Эти многочисленные задачи решаются со смыслами не так, как они решаются с содержаниями. Если для содержания существенна граница предложения как граница несущей содержание пропозиции, то смысл этих границ не знает. Смысл не имеет границ, установленных синтагматикой речевого акта. Уже в XIV веке в Индии Вишванатха называл поэтому целые поэмы "большими предложениями": все можно соединить по принципу части и целого [Vicvanatha 1967:29].

Уже сам факт растягивания смыслов говорил о том, что:

  1. Смысл не "дан" в тексте.
    Есть след рефлексии автора, есть способы пробуждения рефлексии реципиента, а организованность этой рефлексии даст распредмечивающее понимание, причем разное для разных граней понимаемого. Если рефлективная способность автора и реципиента стоят на одном уровне, то получается относительная полнота понимания.
  2. Смысл не линеен, а существует как некоторый потенциальный объем.
  3. "Границы смысловых единиц не совпадают с границами языковых единиц" [Черняховская 1983:5].

Очевидно, нельзя взглянуть на текст и исчислить найденные смыслы. Растягивание смыслов - это и есть их появление.

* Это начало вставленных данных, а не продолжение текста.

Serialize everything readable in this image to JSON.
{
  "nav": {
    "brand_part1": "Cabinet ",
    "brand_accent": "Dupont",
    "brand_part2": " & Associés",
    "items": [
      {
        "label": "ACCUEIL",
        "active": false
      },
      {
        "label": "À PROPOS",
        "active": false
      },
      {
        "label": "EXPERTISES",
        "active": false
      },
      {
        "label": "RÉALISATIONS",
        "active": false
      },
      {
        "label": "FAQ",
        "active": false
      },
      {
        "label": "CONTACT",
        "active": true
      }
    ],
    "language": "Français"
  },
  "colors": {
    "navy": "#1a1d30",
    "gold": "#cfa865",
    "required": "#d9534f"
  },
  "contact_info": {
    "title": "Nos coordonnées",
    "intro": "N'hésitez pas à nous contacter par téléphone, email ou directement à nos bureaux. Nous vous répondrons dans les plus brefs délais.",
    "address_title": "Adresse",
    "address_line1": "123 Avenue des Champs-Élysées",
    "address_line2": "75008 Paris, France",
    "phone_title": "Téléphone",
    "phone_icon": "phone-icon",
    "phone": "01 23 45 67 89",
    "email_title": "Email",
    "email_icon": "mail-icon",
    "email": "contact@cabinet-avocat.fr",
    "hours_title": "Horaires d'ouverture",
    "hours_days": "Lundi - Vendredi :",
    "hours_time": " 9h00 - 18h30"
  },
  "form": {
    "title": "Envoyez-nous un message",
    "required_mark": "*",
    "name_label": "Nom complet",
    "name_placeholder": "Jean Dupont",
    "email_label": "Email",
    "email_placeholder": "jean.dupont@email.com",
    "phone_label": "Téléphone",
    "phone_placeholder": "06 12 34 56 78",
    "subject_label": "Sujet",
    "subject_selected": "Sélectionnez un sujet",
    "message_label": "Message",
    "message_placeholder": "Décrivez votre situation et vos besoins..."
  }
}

Все эти процессы принципиально рефлективны, причем рефлексия участвует в процессе и тогда, когда опираются на широкое категориальное начало и из него начинают строить ноэмы, поддающиеся хоть какому-то элементарному, аналогизирующему, начальному переживанию смыслов. А. Шутц [Shutz 1962:281] писал: "То, что впервые переживается и испытывается, - это уже известное в том отношении, что оно вызывает из памяти нечто подобное или равноценное, воспринятое ранее. А то, что уже было схвачено до этого в своей типичности, несет в себе горизонт. возможного переживания с соответствующими отсылками к знакомому, то есть ряд типичных характеристик, еще актуально не пережитых данным субъектом, но стоящих в очереди на переживаемость, потенциально пережитых". Например, реципиент впервые слышит от "ценительницы музыки" фразу "От Моцарта я ждала большего" и усматривает метасмысл "пошлость", поскольку он был подведен к этому усмотрению не столько пошлостью цитированного речения, сколько на основе встречи с типическими чертами пошлости: автоматизм + алогизм + эгоизм и равнодушие (в персонаже лжеценителя).

То обстоятельство, что при широкой категоризации охватываются и те элементы, которые еще и названы-то быть не могут реципиентом, говорит о том, что в конечном счете все метаединицы как бы содержат в себе все вообще элементы. Все элементы могут категоризоваться; все категории состоят из элементов, но не идентичны их сумме.

Часть элементов всегда остается некатегоризованной, а метаединицы создают "метаконтекст", т.е. ситуации для направленной реализации элементов. Растягивание и "захватывание" смыслов по ходу схемообразования дают не сумму смыслов, а новые смыслы [Щерба 1974:24]. При этом смыслы новые, как и неновые, не манифестируются рельефно: они всегда "мерцательны" [Ильин 1985:165]. В метасмыслах, т.е. единицах, категоризованы частные смыслы, т.е. элементы. Метасмыслы состоят из элементов, а элементы можно далее разложить на ноэмы.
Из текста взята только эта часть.